Personal information
- Born: February 4, 1999 (age 27) Montgomery, Alabama, U.S.
- Listed height: 6 ft 0 in (1.83 m)
- Listed weight: 193 lb (88 kg)

Career information
- High school: Jefferson Davis (AL)
- College: Florida Atlantic (2017–2021)
- NFL draft: 2022: undrafted

Career history
- New York Giants (2022); Green Bay Packers (2023)*; Pittsburgh Steelers (2024)*; Hamilton Tiger-Cats (2026)*;
- * Offseason or practice squad member only

Career NFL statistics
- Total tackles: 14
- Sacks: 1
- Stats at Pro Football Reference

= Zyon Gilbert =

American football player (born 1999)

Zyon Gilbert (born February 4, 1999) is an American professional football cornerback. He played college football for the Florida Atlantic Owls and was signed by the Giants as an undrafted free agent in .

==Early life and education==
Gilbert was born on February 4, 1999, in Montgomery, Alabama. He attended Jefferson Davis High School there and was a two-way player in football, earning twice all-state honors. He was named the school's best defensive back, best two-way player, and was given the "speed award" at a season-ending banquet. Gilbert was a three-star recruit and committed to Florida Atlantic.
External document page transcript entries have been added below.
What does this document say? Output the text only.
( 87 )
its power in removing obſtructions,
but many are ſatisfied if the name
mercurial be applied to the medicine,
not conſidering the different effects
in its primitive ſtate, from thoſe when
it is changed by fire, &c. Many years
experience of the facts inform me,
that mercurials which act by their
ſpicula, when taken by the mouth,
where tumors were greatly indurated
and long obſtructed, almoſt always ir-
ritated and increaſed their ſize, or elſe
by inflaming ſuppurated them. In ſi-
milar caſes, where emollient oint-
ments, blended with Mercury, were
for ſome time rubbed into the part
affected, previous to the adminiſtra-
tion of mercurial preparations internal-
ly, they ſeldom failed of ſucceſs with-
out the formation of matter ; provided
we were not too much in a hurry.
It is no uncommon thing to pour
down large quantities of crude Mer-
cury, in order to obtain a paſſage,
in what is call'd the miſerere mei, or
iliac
Gilbert became the starter as a true freshman in 2017 and recorded 52 total tackles in 14 games. He remained a starter in 2018 and recorded 51 tackles in 12 matches. In 2019, Gilbert recorded 48 tackles, 10 passes defended, two interceptions and a forced fumble on his way to being named honorable mention all-conference.

As a senior in 2020, Gilbert tallied 46 tackles, one interception and six passes defended, being named honorable mention all-conference for the second consecutive season. After being given an extra year of eligibility due to the COVID-19 pandemic, he opted to return to the team in 2021 for a final season. That year, Gilbert appeared in 12 games and finished with 51 tackles, two interceptions and 12 passes defended, as well as a third honorable mention all-conference selection. He finished his time at Florida Atlantic as the school's all-time leader in games played with 57, and recorded 248 tackles, 31 passes defended and five interceptions.

==Professional career==

Pre-draft measurables
| Height | Weight | Arm length | Hand span | 40-yard dash | 10-yard split | 20-yard split | 20-yard shuttle | Three-cone drill | Vertical jump | Broad jump |
| 6 ft 0+1⁄4 in (1.84 m) | 193 lb (88 kg) | 30+7⁄8 in (0.78 m) | 8+7⁄8 in (0.23 m) | 4.49 s | 1.54 s | 2.55 s | 4.29 s | 7.34 s | 40.0 in (1.02 m) | 11 ft 6 in (3.51 m) |
All values from Pro Day

===New York Giants===
After going unselected in the 2022 NFL draft, Gilbert was signed by the New York Giants as an undrafted free agent. He was released at the final roster cuts but was subsequently re-signed to the practice squad. Gilbert was elevated to the active roster for their week thirteen game with the Washington Commanders, and started at cornerback in his NFL debut, appearing on 62 snaps and recording seven tackles. He posted his first career sack the following week against the Philadelphia Eagles. He signed a reserve/future contract on January 22, 2023. He was waived on August 29, 2023.

===Green Bay Packers===
Gilbert was signed to the Green Bay Packers practice squad on October 25, 2023. He signed a reserve/future contract on January 22, 2024. On July 30, 2024, he was released.

===Pittsburgh Steelers===
On August 14, 2024, Gilbert signed with the Pittsburgh Steelers. He was waived on August 27, 2024 and was re-signed to the practice squad on August 29, 2024. He was released on September 17, and re-signed a month later.

===Hamilton Tiger-Cats===
On Arpil 21, 2026, Gilbert signed with the Hamilton Tiger-Cats of the Canadian Football League. He was released on May 31, 2026.